Ruy Mauro Marini wurde in einer kleinen Provinzhauptstadt im Südosten Brasiliens geboren und zog nach Rio de Janeiro, um zunächst Medizin, dann Jura und letztendlich öffentliche Verwaltung zu studieren. Während eines zeitweiligen Aufenthalts in Paris kam er mit der Lektüre von Marx und Lenin in Kontakt. In dieser Zeit politisierte er sich im Rahmen der Student*innenbewegung und wurde Mitglied der Politica Operaria, einer linken Oppositionsgruppe, die sich gegen den zentristischen Kurs der Kommunistischen Partei Brasiliens wandte.
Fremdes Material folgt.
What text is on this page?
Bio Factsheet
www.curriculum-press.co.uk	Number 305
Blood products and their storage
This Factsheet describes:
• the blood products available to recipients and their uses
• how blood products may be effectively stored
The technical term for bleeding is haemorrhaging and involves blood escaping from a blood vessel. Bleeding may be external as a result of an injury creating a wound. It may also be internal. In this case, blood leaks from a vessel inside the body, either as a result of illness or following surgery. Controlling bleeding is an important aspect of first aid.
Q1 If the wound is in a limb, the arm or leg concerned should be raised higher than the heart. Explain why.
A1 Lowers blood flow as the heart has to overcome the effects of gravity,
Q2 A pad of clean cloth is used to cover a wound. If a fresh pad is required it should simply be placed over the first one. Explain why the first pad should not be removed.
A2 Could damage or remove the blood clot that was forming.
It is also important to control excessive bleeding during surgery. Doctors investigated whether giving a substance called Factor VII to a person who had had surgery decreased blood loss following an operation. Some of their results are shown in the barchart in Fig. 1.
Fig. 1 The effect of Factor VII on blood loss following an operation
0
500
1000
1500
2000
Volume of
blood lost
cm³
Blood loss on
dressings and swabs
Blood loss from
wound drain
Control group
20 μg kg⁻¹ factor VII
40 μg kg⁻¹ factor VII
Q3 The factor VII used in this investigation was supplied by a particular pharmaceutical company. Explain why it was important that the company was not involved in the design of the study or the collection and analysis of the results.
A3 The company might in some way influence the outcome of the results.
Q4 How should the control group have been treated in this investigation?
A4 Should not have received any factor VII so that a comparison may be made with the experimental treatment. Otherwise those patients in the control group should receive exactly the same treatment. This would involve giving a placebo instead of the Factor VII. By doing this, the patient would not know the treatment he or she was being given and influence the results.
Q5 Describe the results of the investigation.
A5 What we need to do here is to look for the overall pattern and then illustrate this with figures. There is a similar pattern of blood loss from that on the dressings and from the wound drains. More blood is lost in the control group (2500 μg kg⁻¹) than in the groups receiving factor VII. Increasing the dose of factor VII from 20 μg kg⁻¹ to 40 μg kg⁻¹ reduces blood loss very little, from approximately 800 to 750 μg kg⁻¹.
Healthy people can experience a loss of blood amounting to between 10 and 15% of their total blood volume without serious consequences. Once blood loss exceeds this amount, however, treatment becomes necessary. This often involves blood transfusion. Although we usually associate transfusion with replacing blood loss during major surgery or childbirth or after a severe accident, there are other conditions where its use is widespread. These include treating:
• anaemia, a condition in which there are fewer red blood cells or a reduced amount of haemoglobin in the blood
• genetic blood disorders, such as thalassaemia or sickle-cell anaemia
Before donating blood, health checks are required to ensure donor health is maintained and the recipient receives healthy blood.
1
Nach seinem Abschluss erhielt er eine Stelle an der Universität von Brasilia, wo er zusammen mit Theotonio dos Santos und Vania Bambirra seine eigene Interpretation einer Abhängigkeitstheorie entwickelte. Diese wandte sich insbesondere gegen die Entwicklungstheorie der ECLA, der Ökonomischen Kommission für Lateinamerika der Vereinten Nationen. 1965 wurde er von der Militärregierung Brasiliens für sechs Monate inhaftiert und exilierte nach seiner Entlassung nach Mexiko. Ab 1971 konnte er in Chile bis zum Putsch gegen die Regierung Allende als Universitätsprofessor dozieren. Danach kehrte er nach Mexiko und in den 80ern in seine Heimat nach Brasilien zurück. 1997 verstarb er.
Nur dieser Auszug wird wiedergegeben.